Toutefois, quelques parents perçoivent le mannequinat comme tous les autres métiers et encouragent leurs enfants prédisposés à y aller. « C’est beaucoup plus ma famille qui m’a poussée à commencer puisque tout le monde disait, « weh, tu as une belle taille ». Au début je me disais que je ne peux plus aller parce que quand j’étais à l’université j’ai eu ma première grossesse et quand j’ai accouché je me disais que je ne peux plus aller. Mais ma maman disait, « non tu peux foncer » et ma petite sœur me donnait aussi des exemples de plusieurs mannequins qui sont pourtant des mères », confie Chimène Sindjaloum, mannequin professionnel depuis 2021. Mais quant à son petit ami à l’époque, il était catégoriquement contre cette passion que Chimène nourrissait en elle depuis le bas-âge. C’est après la rupture de cette relation qu’elle s’est réellement lancée.

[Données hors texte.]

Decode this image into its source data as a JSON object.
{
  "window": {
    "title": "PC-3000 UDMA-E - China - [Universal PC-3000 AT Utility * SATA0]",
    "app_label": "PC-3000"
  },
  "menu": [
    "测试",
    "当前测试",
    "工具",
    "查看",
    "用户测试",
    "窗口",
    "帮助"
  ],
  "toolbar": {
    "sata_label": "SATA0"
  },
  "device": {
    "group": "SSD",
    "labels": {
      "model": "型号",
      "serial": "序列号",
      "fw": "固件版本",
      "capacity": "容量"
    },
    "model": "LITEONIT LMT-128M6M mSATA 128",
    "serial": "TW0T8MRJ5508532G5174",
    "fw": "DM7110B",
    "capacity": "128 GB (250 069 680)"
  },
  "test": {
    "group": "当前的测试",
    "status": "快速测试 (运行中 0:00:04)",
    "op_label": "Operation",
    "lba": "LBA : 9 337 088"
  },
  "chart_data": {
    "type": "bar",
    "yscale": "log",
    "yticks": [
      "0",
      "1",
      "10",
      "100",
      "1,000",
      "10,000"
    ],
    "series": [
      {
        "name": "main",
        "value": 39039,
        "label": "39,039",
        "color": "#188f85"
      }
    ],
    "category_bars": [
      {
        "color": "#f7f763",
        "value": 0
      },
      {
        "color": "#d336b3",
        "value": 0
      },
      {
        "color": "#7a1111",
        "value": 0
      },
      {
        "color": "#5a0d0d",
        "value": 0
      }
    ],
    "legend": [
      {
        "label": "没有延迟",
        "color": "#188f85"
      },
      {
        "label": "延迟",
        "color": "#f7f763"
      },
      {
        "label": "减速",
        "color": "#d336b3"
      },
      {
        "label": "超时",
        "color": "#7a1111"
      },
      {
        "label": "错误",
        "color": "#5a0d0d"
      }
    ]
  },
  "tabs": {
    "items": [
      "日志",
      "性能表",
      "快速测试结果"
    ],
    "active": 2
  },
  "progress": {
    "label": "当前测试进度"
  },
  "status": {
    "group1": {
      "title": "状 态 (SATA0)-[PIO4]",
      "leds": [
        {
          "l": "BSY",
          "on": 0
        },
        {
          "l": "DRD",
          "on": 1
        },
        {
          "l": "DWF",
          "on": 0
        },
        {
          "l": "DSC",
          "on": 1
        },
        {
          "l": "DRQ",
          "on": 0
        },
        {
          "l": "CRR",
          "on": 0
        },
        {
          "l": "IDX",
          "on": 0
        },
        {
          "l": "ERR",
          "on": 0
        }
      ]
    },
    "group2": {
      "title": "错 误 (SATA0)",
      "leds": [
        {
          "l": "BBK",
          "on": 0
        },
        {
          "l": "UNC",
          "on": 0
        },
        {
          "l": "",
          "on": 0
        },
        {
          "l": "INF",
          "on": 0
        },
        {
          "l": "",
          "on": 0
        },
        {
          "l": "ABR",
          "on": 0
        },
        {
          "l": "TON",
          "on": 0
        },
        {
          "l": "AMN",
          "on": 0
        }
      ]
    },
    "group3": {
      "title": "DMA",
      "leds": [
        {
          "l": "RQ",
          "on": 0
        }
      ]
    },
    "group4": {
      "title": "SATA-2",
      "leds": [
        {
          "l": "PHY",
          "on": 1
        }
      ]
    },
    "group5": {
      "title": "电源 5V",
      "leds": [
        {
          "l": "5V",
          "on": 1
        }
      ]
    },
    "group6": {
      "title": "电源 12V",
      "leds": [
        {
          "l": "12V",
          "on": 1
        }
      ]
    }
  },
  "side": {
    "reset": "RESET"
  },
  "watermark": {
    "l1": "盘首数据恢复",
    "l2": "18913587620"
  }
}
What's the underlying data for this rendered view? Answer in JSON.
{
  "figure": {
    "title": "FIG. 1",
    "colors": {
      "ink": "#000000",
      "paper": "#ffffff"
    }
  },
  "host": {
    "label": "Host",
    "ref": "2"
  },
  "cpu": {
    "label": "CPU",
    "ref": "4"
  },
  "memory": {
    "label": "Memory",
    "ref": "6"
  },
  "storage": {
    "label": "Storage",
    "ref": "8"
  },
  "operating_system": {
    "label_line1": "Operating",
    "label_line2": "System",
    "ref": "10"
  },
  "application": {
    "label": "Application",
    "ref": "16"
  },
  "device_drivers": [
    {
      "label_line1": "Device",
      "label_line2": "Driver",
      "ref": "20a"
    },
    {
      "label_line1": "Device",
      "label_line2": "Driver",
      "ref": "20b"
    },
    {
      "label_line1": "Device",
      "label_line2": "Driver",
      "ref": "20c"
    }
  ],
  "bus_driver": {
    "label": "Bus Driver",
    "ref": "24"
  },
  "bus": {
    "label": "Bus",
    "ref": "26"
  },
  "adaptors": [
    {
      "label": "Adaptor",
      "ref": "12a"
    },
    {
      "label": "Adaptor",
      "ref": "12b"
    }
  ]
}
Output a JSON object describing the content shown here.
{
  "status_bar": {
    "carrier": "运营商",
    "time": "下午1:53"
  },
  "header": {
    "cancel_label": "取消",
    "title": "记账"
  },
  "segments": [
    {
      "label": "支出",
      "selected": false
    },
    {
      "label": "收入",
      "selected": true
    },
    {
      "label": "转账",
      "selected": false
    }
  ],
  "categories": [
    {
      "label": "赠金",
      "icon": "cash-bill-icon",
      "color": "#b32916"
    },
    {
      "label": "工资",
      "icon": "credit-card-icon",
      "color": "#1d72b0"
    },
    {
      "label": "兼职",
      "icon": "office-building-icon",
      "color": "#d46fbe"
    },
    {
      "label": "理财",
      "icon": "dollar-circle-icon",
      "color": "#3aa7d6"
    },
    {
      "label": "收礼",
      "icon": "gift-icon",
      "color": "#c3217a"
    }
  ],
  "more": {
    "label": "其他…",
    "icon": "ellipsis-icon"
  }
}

De même, elle est obligée de supporter les jugements des autres. 

 

Entre temps, Chimène Sindjaloum a essayé de mettre fin à sa carrière de mannequin puisqu’elle voyait qu’au Bénin le mannequinat est loin de nourrir son homme. Mais elle n’a pas pu tenir longtemps avant de retourner dans ce monde face à la pression de la passion qu’elle sent en elle. Tout comme elle, Nathalie M’pinti, après plus de dix ans d’expérience, se désole du fait que ce métier n’est pas valorisé au Bénin. 

 

Djamilatou Mama Salifou, consultante financière et mannequin précise que quoi qu’on dise, « le mannequinat au Bénin est vu comme un signe de bassesse et de vagabondage ». Elle a  été obligée de raccrocher pour pouvoir se mettre sous le toit d’un homme. « Ils me disent que dès que tu seras ma femme, tu dois arrêter cela », témoigne l’ex mannequin quand elle se souvient de ses relations amoureuses. Djamilatou Mama Salifou avait eu aussi à affronter les critiques de ses frères pour vivre sa passion pendant cinq années. 

 

De la nécessité d’adaptation des créations aux réalités sociales

 

« J’ai toujours été contre la copie des réalités d’ailleurs. Nous devons les adapter à notre contexte culturel », rappelle Rodrigue Gotovi membre du Conseil National des Organisations d’Artistes (Cnoa). Ces préjugés ne devraient plus exister au Bénin puisque selon Chimène Sindjaloum, « nous valorisons beaucoup plus les pagnes d’ici ». Elle encourage au respect des valeurs de la société dans la promotion pour préserver l’image des mannequins et c’est ce qui peut permettre de corriger ce que pensent les autres. « Plusieurs fois, on me propose des défilés en lingerie mais je refuse », souligne le mannequin tout en invitant ses pairs à savoir accepter quelle tenue porter.  Le promoteur culturel Rodrigue Gotovi va plus loin soulignant le distinguo entre défilés privés et ceux publics pour éviter de choquer. 

 

Le pasteur Sènan Laris Dadé pense que dans le milieu religieux « on peut même promouvoir le mannequinat sans offenser les mœurs si on sait s’y prendre ». L’homme de Dieu va plus loin en précisant que « la femme chrétienne peut bien être mannequin. Mais mannequin spécialisé c’est-à-dire elle ne sera pas comme tous les autres mannequins, elle doit pouvoir choisir minutieusement ce qu’elle doit porter ». Il propose le concept « mannequinat gospel ». Le pasteur Dadé trouve même que le mannequinat est un métier à valoriser puisqu’il complète celui des stylistes. Or, « c’est Dieu lui-même qui a été le premier styliste déjà à la création. Quand on lit dans Genèse 3 :21. Dieu a habillé Adam et Eve en peau d’animaux en lieu et place des feuilles ».  L’imam Yacoubou conseille aussi que des tenues confectionnées selon les normes de l’Islam peuvent dans certaines mesures faire objet de défilé. Il précise que ce métier est mieux aux hommes qu’aux femmes. 

 

Le sociologue invite aussi à faire la démarcation entre le mannequin et ce qu’il porte sur scène puisqu’ « au-delà de tout, c’est pour faire de la publicité ». Nathalie M’pinti plaide pour une organisation sérieuse des mannequins pour une réelle valorisation du mannequinat. Pour Djamilatou Mama Salifou, « l’habit ne fait pas le moine, dit-on, alors il faut cesser de juger les mannequins par rapport à ce qu’elles portent. Car, une femme mannequin peut bien rester dans un foyer, tout dépend de son éducation ».  

 

Face à l’explosion du secteur de la mode au Bénin, le métier de mannequin a de l’avenir, fait remarquer Rodrigue Gotovi.